Given Strategy's substantial Bitcoin holdings, analysts often view its shares (MSTR) as a proxy for BTC's price performance. In response to the recent downturn in Bitcoin's price, MSTR's share price has experienced a decline of over 49% in the past six months. To finance its Bitcoin acquisitions, Strategy has utilized various debt financing instruments. Following the recent drops in both BTC and MSTR prices, prominent gold advocate and Bitcoin critic Peter Schiff has publicly characterized Strategy's business model as "a fraud" that he believes will ultimately lead to the firm's bankruptcy.
When questioned in the interview about the potential consequences of further downside for Bitcoin on Strategy, Saylor asserted that Strategy is "the best capitalized company in the crypto economy." He further stated, "We have billions of dollars of liquidity in the equity every day, and our credit instruments are 100 times more liquid than the average preferred equity."
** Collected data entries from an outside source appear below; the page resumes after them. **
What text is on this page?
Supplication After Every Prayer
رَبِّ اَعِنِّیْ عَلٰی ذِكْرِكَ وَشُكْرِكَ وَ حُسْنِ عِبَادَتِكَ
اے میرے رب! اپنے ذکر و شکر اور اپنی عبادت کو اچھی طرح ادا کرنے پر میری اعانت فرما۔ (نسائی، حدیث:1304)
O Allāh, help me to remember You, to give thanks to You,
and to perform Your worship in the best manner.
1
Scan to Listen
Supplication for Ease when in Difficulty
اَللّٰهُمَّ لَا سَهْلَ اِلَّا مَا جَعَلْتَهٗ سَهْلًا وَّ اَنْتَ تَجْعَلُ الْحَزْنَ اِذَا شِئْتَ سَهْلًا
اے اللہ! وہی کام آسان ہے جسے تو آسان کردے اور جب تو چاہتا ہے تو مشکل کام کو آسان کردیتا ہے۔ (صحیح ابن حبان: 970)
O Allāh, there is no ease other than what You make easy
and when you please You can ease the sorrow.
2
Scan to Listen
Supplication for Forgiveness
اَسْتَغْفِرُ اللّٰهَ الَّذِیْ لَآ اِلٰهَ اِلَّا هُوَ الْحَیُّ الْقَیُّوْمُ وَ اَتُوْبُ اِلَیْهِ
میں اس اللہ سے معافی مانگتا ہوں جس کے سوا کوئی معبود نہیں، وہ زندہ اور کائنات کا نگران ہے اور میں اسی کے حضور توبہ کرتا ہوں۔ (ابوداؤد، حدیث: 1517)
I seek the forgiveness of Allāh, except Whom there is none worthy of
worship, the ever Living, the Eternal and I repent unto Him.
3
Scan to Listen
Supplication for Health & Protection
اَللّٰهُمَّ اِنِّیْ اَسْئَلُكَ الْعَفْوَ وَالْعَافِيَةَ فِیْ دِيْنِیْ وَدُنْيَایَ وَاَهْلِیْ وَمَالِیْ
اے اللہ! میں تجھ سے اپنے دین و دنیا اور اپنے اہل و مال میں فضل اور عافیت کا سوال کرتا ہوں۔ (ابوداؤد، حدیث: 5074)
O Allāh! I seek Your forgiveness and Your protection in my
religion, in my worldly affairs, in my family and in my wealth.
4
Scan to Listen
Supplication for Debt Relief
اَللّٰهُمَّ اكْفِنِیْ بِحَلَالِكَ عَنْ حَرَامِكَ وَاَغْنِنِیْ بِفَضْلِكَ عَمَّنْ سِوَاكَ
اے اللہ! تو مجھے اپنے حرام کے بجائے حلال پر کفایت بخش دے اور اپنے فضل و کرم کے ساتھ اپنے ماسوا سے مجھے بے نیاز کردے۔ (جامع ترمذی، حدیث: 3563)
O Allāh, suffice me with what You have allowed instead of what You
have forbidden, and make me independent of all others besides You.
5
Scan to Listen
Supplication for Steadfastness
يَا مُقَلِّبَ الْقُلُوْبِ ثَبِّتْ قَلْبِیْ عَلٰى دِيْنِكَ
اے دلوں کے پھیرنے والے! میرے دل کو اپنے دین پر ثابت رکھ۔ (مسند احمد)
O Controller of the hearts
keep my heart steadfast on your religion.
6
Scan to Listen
Saylor expressed Strategy's belief that Bitcoin's value will appreciate by approximately 30% annually for the next two decades. He added that even if Bitcoin's appreciation were to be as low as 1.25% per year, Strategy would still be able to meet the yields offered through its debt instruments and "create more shareholder value." Saylor concluded by noting, "If Bitcoin stops going up 0% forever, we have about 80 years to figure out what we’re going to do about that." He also emphasized that Strategy is "engineered to take an 80% to 90% drawdown" and still "keep on ticking," concluding, "So I think we’re pretty indestructible."
MSTR shares closed the previous trading session up more than 5% following Saylor's interview. However, some after-hours selling activity led to a dip of over 1% in the company's share price during that period.